Oficialmente, os jornalistas russos sequer contam com uma organização trabalhista para defendê-los. Há uma semana o governo conseguiu na justiça uma ordem de dissolução do Sindicato de Jornalistas, afiliado à Federação Internacional.

Mesmo com a organização sindical oficialmente encerrada, seu secretário-geral, Andrei Jvirblis, manifestou-se contra a violência durante a coberturas dos protestos pela convocação de reservistas pelo Governo Putin. 

“Esta não é a primeira vez que testemunhamos a polícia tratar jornalistas que cobrem protestos como manifestantes”. 

Jvirblis disse que em alguns casos isso pode ser explicado por desconhecimento dos policiais, que não identificam claramente representantes da imprensa, “mas desta vez o desejo de suprimir qualquer informação sobre os protestos contra a política das autoridades é óbvio”:

“Uma sociedade privada de canais de informação se assemelha a um organismo cujos reflexos de dor são atrofiados. Tal situação é fatalmente perigosa.”

A presidente da IFJ, Dominique Pradalie, considera a onda de prisões “totalmente chocante e outra tentativa flagrante de silenciar a verdade”.

Jornalista preso relata cárcere 

Os presos estão sendo mantidos em condições desumanas, segundo o OVD-Info. Alguns foram deixados em vagões de arroz e outros em celas com insetos. 

O editor-chefe do Novaya Gazeta em São Petersburgo, Serafim Romanov, uma das vítimas, fez um relato via Telegram sobre as condições de detenção e a tortura psicológica a que os manifestantes foram submetidos. 

O jornal fundado pelo vencedor do prêmio Nobel da Paz de 2021, Dmitry Muratov, perdeu seu registro de mídia, mas muitos profissionais continuam tentando informar o público por meio das redes sociais. 

O editor foi preso por cinco dias, acusado de “violar o procedimento para a realização de uma ação pública”.

Romanov relatou que por mais de um dia os presos “foram carregados como lenha”.

“Fomos detidos [no dia 21]  por volta das 21h e passamos a noite no departamento policial. Eram 50 pessoas em um quarto, onde não havia lugar para deitar. Comida e água eram levadas por voluntários.

Durante toda a noite as pessoas foram levadas a preencher questionários, cumprir protocolos, tirar fotos e colher impressões digitais. Depois da meia-noite fomos finalmente levados ao Tribunal Distrital de Kalinin, uma viagem de três horas em um ônibus.

Enquanto todos eram convocados um a um para a audiência com o juiz, os já condenados ficavam presos, sem comida nem água, pois a entrega de pacotes não era permitida. 

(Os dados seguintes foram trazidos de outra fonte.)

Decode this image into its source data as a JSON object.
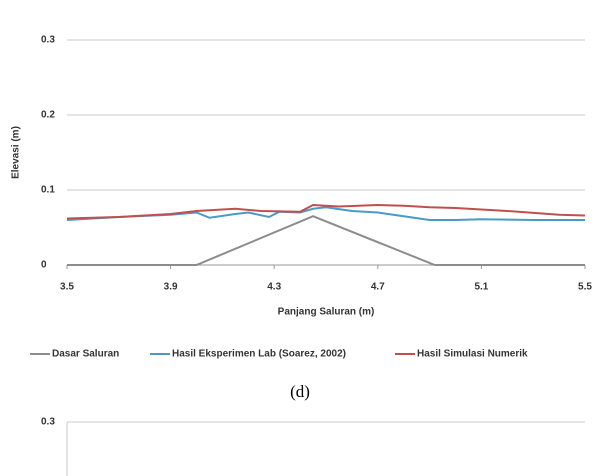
{
  "chart_data": [
    {
      "type": "line",
      "xlabel": "Panjang Saluran (m)",
      "ylabel": "Elevasi (m)",
      "xlim": [
        3.5,
        5.5
      ],
      "xticks": [
        3.5,
        3.9,
        4.3,
        4.7,
        5.1,
        5.5
      ],
      "ylim": [
        0,
        0.3
      ],
      "yticks": [
        0,
        0.1,
        0.2,
        0.3
      ],
      "grid": true,
      "legend": "bottom",
      "series": [
        {
          "name": "Dasar Saluran",
          "color": "#8c8c8c",
          "x": [
            3.5,
            4.0,
            4.45,
            4.92,
            5.5
          ],
          "values": [
            0,
            0,
            0.065,
            0,
            0
          ]
        },
        {
          "name": "Hasil Eksperimen Lab (Soarez, 2002)",
          "color": "#4a9ac8",
          "x": [
            3.5,
            3.7,
            3.9,
            4.0,
            4.05,
            4.15,
            4.2,
            4.28,
            4.32,
            4.4,
            4.45,
            4.5,
            4.6,
            4.7,
            4.8,
            4.9,
            5.0,
            5.1,
            5.3,
            5.5
          ],
          "values": [
            0.06,
            0.064,
            0.067,
            0.07,
            0.063,
            0.068,
            0.07,
            0.064,
            0.071,
            0.07,
            0.075,
            0.077,
            0.072,
            0.07,
            0.065,
            0.06,
            0.06,
            0.061,
            0.06,
            0.06
          ]
        },
        {
          "name": "Hasil Simulasi Numerik",
          "color": "#c0504d",
          "x": [
            3.5,
            3.7,
            3.9,
            4.0,
            4.15,
            4.25,
            4.4,
            4.45,
            4.55,
            4.7,
            4.8,
            4.9,
            5.0,
            5.2,
            5.4,
            5.5
          ],
          "values": [
            0.062,
            0.064,
            0.068,
            0.072,
            0.075,
            0.072,
            0.071,
            0.08,
            0.078,
            0.08,
            0.079,
            0.077,
            0.076,
            0.072,
            0.067,
            0.066
          ]
        }
      ]
    },
    {
      "type": "line",
      "ylim": [
        0,
        0.3
      ],
      "yticks": [
        0.3
      ],
      "grid": true
    }
  ],
  "caption": "(d)"
}
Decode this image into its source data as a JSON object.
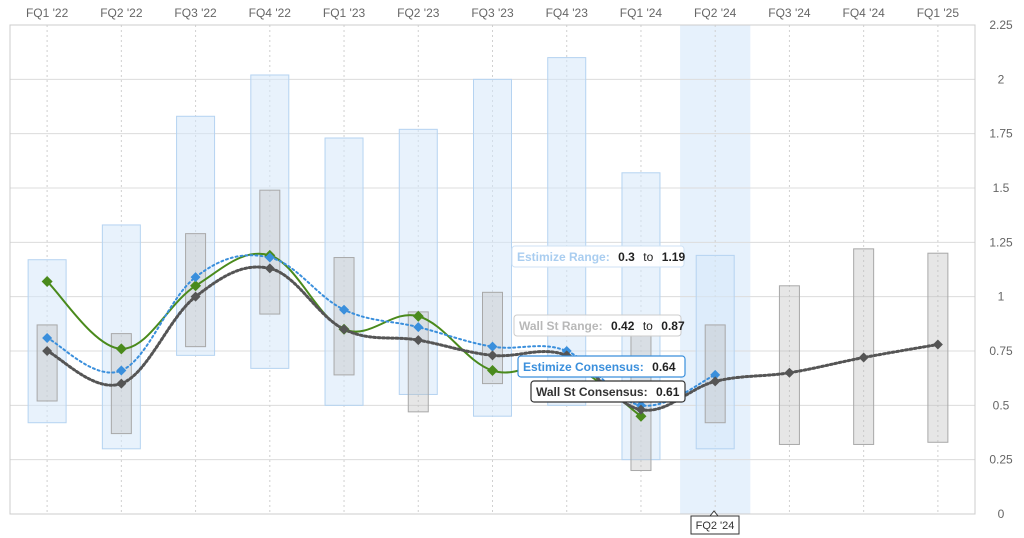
{
  "chart_data": {
    "type": "line",
    "categories": [
      "FQ1 '22",
      "FQ2 '22",
      "FQ3 '22",
      "FQ4 '22",
      "FQ1 '23",
      "FQ2 '23",
      "FQ3 '23",
      "FQ4 '23",
      "FQ1 '24",
      "FQ2 '24",
      "FQ3 '24",
      "FQ4 '24",
      "FQ1 '25"
    ],
    "ylim": [
      0,
      2.25
    ],
    "yticks": [
      0,
      0.25,
      0.5,
      0.75,
      1,
      1.25,
      1.5,
      1.75,
      2,
      2.25
    ],
    "ytick_labels": [
      "0",
      "0.25",
      "0.5",
      "0.75",
      "1",
      "1.25",
      "1.5",
      "1.75",
      "2",
      "2.25"
    ],
    "grid": true,
    "highlighted_category": "FQ2 '24",
    "estimize_range": [
      [
        0.42,
        1.17
      ],
      [
        0.3,
        1.33
      ],
      [
        0.73,
        1.83
      ],
      [
        0.67,
        2.02
      ],
      [
        0.5,
        1.73
      ],
      [
        0.55,
        1.77
      ],
      [
        0.45,
        2.0
      ],
      [
        0.5,
        2.1
      ],
      [
        0.25,
        1.57
      ],
      [
        0.3,
        1.19
      ],
      null,
      null,
      null
    ],
    "wall_st_range": [
      [
        0.52,
        0.87
      ],
      [
        0.37,
        0.83
      ],
      [
        0.77,
        1.29
      ],
      [
        0.92,
        1.49
      ],
      [
        0.64,
        1.18
      ],
      [
        0.47,
        0.93
      ],
      [
        0.6,
        1.02
      ],
      null,
      [
        0.2,
        0.88
      ],
      [
        0.42,
        0.87
      ],
      [
        0.32,
        1.05
      ],
      [
        0.32,
        1.22
      ],
      [
        0.33,
        1.2
      ]
    ],
    "series": [
      {
        "key": "actual",
        "color": "#4a8a1c",
        "values": [
          1.07,
          0.76,
          1.05,
          1.19,
          0.85,
          0.91,
          0.66,
          0.69,
          0.45,
          null,
          null,
          null,
          null
        ]
      },
      {
        "key": "estimize_consensus",
        "color": "#3a8fdc",
        "values": [
          0.81,
          0.66,
          1.09,
          1.18,
          0.94,
          0.86,
          0.77,
          0.75,
          0.5,
          0.64,
          null,
          null,
          null
        ]
      },
      {
        "key": "wall_st_consensus",
        "color": "#555555",
        "values": [
          0.75,
          0.6,
          1.0,
          1.13,
          0.85,
          0.8,
          0.73,
          0.73,
          0.48,
          0.61,
          0.65,
          0.72,
          0.78
        ]
      }
    ]
  },
  "tooltips": {
    "estimize_range": {
      "label": "Estimize Range:",
      "low": "0.3",
      "to": "to",
      "high": "1.19",
      "color": "#a9cdf0"
    },
    "wall_st_range": {
      "label": "Wall St Range:",
      "low": "0.42",
      "to": "to",
      "high": "0.87",
      "color": "#b8b8b8"
    },
    "estimize_consensus": {
      "label": "Estimize Consensus:",
      "value": "0.64",
      "color": "#3a8fdc"
    },
    "wall_st_consensus": {
      "label": "Wall St Consensus:",
      "value": "0.61",
      "color": "#333333"
    }
  },
  "cursor_label": "FQ2 '24"
}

Então eles começaram a tirar fotos e cumprir protocolos novamente. Assim, mais seis horas se passaram.”

Romanov disse que na hora em que escreveu, estava sentado em um ônibus parado, que supostamente os levaria a um centro de detenção. 

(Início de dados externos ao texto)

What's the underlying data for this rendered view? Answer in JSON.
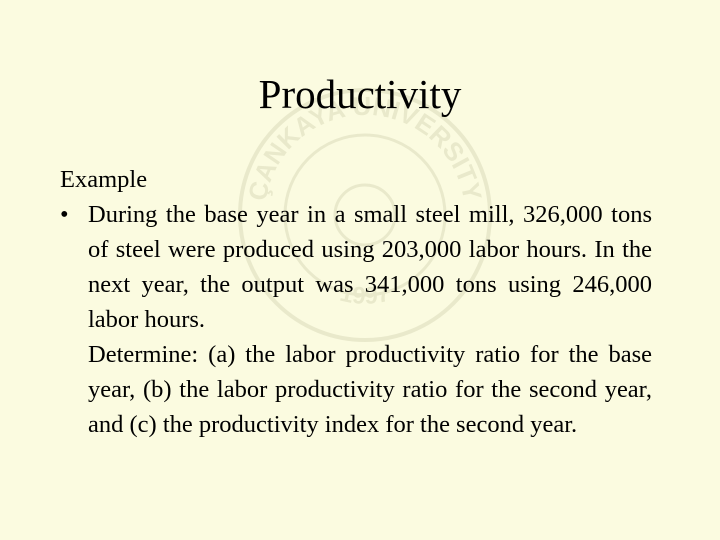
{
  "slide": {
    "title": "Productivity",
    "heading": "Example",
    "bullet_symbol": "•",
    "paragraph1": "During the base year in a small steel mill, 326,000 tons of steel were produced using 203,000 labor hours. In the next year, the output was 341,000 tons using 246,000 labor hours.",
    "paragraph2": "Determine: (a) the labor productivity ratio for the base year, (b) the labor productivity ratio for the second year, and (c) the productivity index for the second year.",
    "watermark_text": "ÇANKAYA UNIVERSITY",
    "watermark_year": "1997"
  },
  "colors": {
    "background": "#fbfbe0",
    "text": "#000000",
    "watermark": "#c8c8a0"
  }
}
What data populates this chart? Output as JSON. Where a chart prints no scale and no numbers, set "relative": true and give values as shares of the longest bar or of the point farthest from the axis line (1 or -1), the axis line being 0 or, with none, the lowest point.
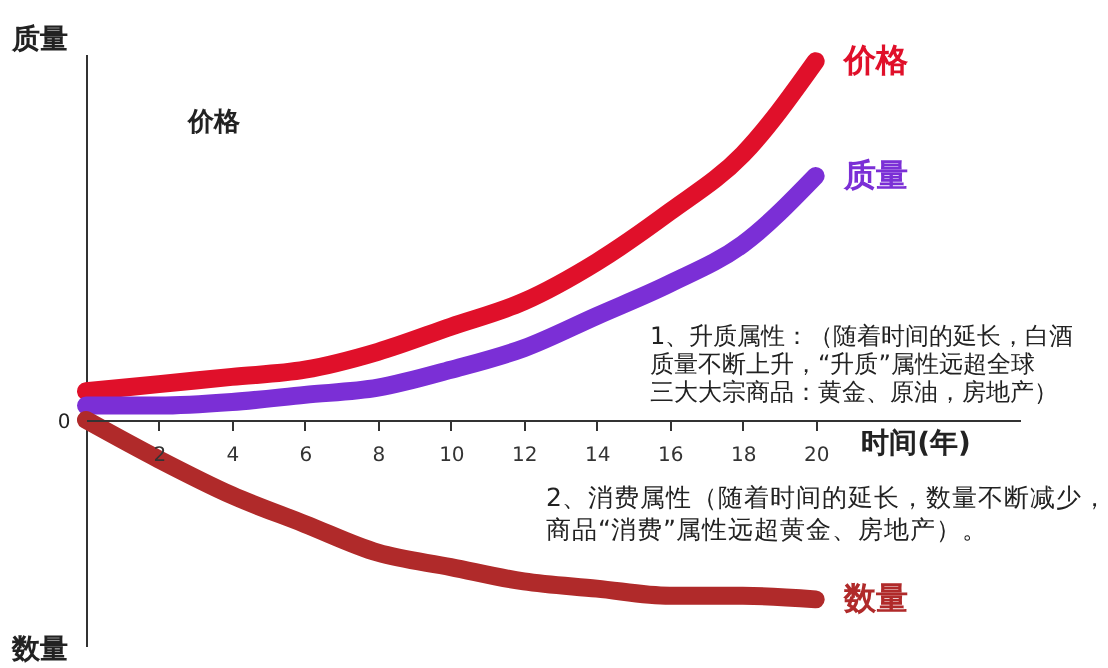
{
  "chart_data": {
    "type": "line",
    "relative": true,
    "x": [
      0,
      2,
      4,
      6,
      8,
      10,
      12,
      14,
      16,
      18,
      20
    ],
    "series": [
      {
        "name": "价格",
        "color": "#e0102a",
        "values": [
          0.08,
          0.1,
          0.12,
          0.14,
          0.19,
          0.26,
          0.33,
          0.44,
          0.58,
          0.74,
          1.0
        ]
      },
      {
        "name": "质量",
        "color": "#7b2fd6",
        "values": [
          0.04,
          0.04,
          0.05,
          0.07,
          0.09,
          0.14,
          0.2,
          0.29,
          0.38,
          0.49,
          0.68
        ]
      },
      {
        "name": "数量",
        "color": "#b02a2a",
        "values": [
          0,
          -0.11,
          -0.21,
          -0.29,
          -0.37,
          -0.41,
          -0.45,
          -0.47,
          -0.49,
          -0.49,
          -0.5
        ]
      }
    ],
    "xlim": [
      0,
      25.6
    ],
    "xticks": [
      2,
      4,
      6,
      8,
      10,
      12,
      14,
      16,
      18,
      20
    ],
    "xlabel": "时间(年)",
    "ylabel": "质量",
    "annotations": [
      "数量",
      "0",
      "价格",
      "1、升质属性：（随着时间的延长，白酒质量不断上升，“升质”属性远超全球三大大宗商品：黄金、原油，房地产）",
      "2、消费属性（随着时间的延长，数量不断减少，商品“消费”属性远超黄金、房地产）。"
    ],
    "grid": false,
    "line_style": "solid",
    "marker": "none"
  }
}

“Como resultado, 30 pessoas não dormiram e não se alimentaram adequadamente por mais de um dia, algumas ficaram realmente doentes. É claro que eles estão deliberadamente zombando de nós”.

O discurso oficial sobre os protestos 

Além de prender e intimidar jornalistas, o regime de Vladimir Putin tenta controlar as narrativas sobre os protestos contra a convocação para a guerra. 

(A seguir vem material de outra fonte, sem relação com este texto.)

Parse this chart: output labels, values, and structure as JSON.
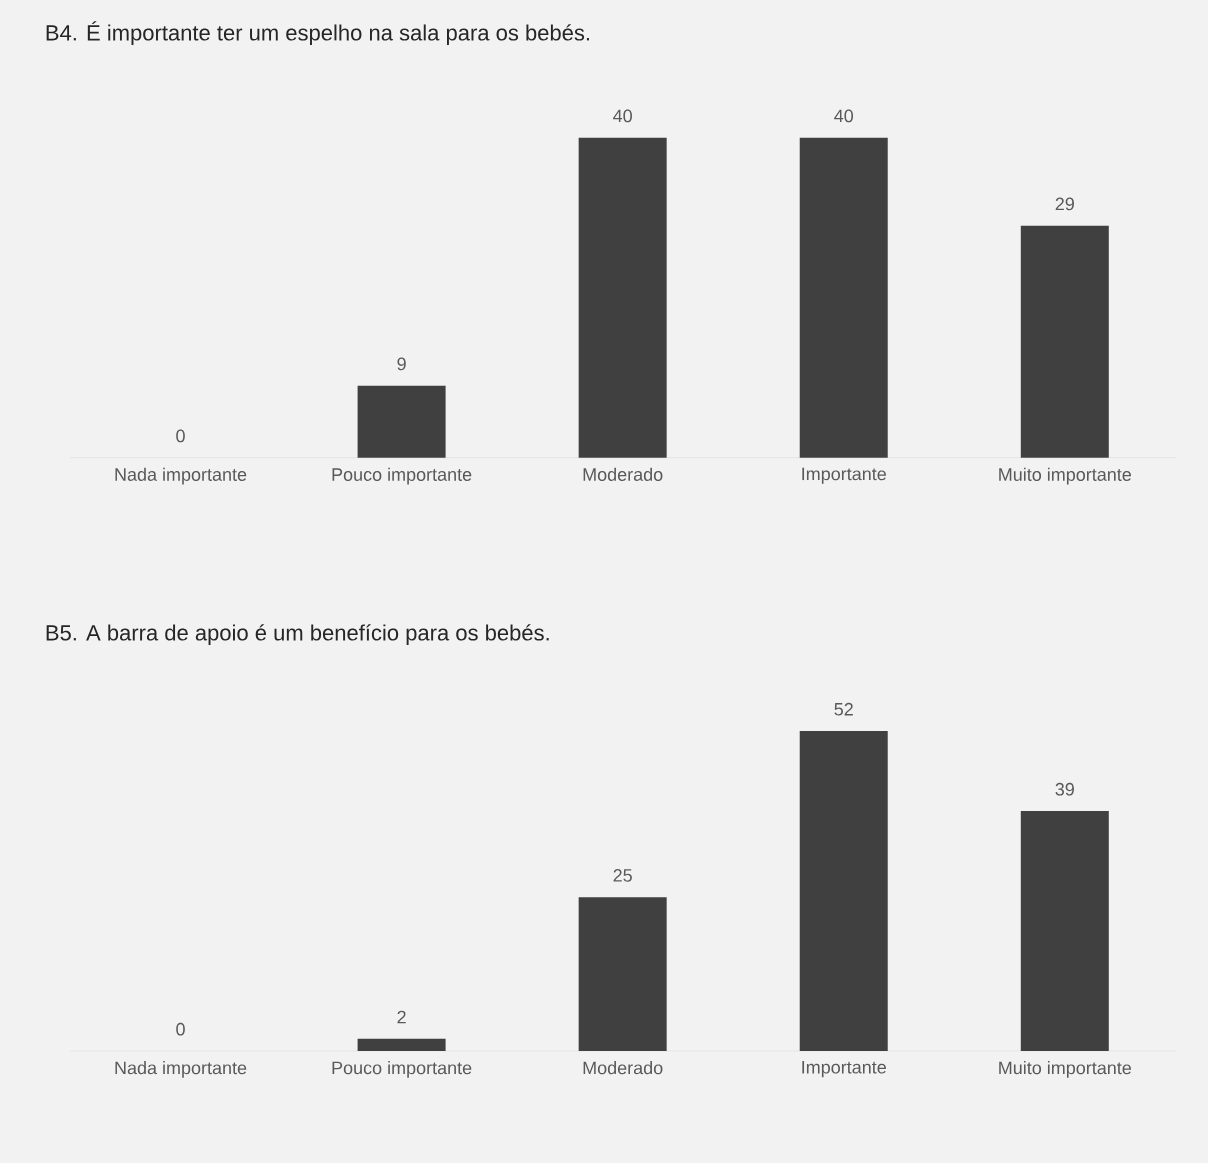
{
  "chart_data": [
    {
      "type": "bar",
      "title": "B4. É importante ter um espelho na sala para os bebés.",
      "categories": [
        "Nada importante",
        "Pouco importante",
        "Moderado",
        "Importante",
        "Muito importante"
      ],
      "values": [
        0,
        9,
        40,
        40,
        29
      ],
      "color": "#404040",
      "data_labels": true
    },
    {
      "type": "bar",
      "title": "B5. A barra de apoio é um benefício para os bebés.",
      "categories": [
        "Nada importante",
        "Pouco importante",
        "Moderado",
        "Importante",
        "Muito importante"
      ],
      "values": [
        0,
        2,
        25,
        52,
        39
      ],
      "color": "#404040",
      "data_labels": true
    }
  ]
}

Em um comunicado dirigido “à imprensa e a outros recursos de informação” publicado em seu site, o órgão de controle de mídia russo ameaça os que veicularem conteúdo em desacordo com as versões oficiais. 

O texto diz: 

O Roskomnadzor informa sobre a necessidade de usar informações e dados obtidos exclusivamente de órgãos executivos federais e regionais ao preparar e publicar materiais relacionados a atividades de mobilização no território da Federação Russa.

Os escritórios editoriais da mídia são obrigados a estabelecer sua confiabilidade antes da publicação de materiais de acordo com o Artigo 49 da Lei de Mídia.

O órgão regulador alerta sobre as punições, lembrando que ” a disseminação de informações falsas implica responsabilidade nos termos do Artigo 13.15 do Código de Infrações Administrativas da Federação Russa”. 

E que “a disseminação de informações falsas na Internet implica o bloqueio imediato de tais materiais de acordo com o Artigo 15.3 da Lei Federal No 149-FZ “Sobre Informação, Tecnologias da Informação e Proteção da Informação.”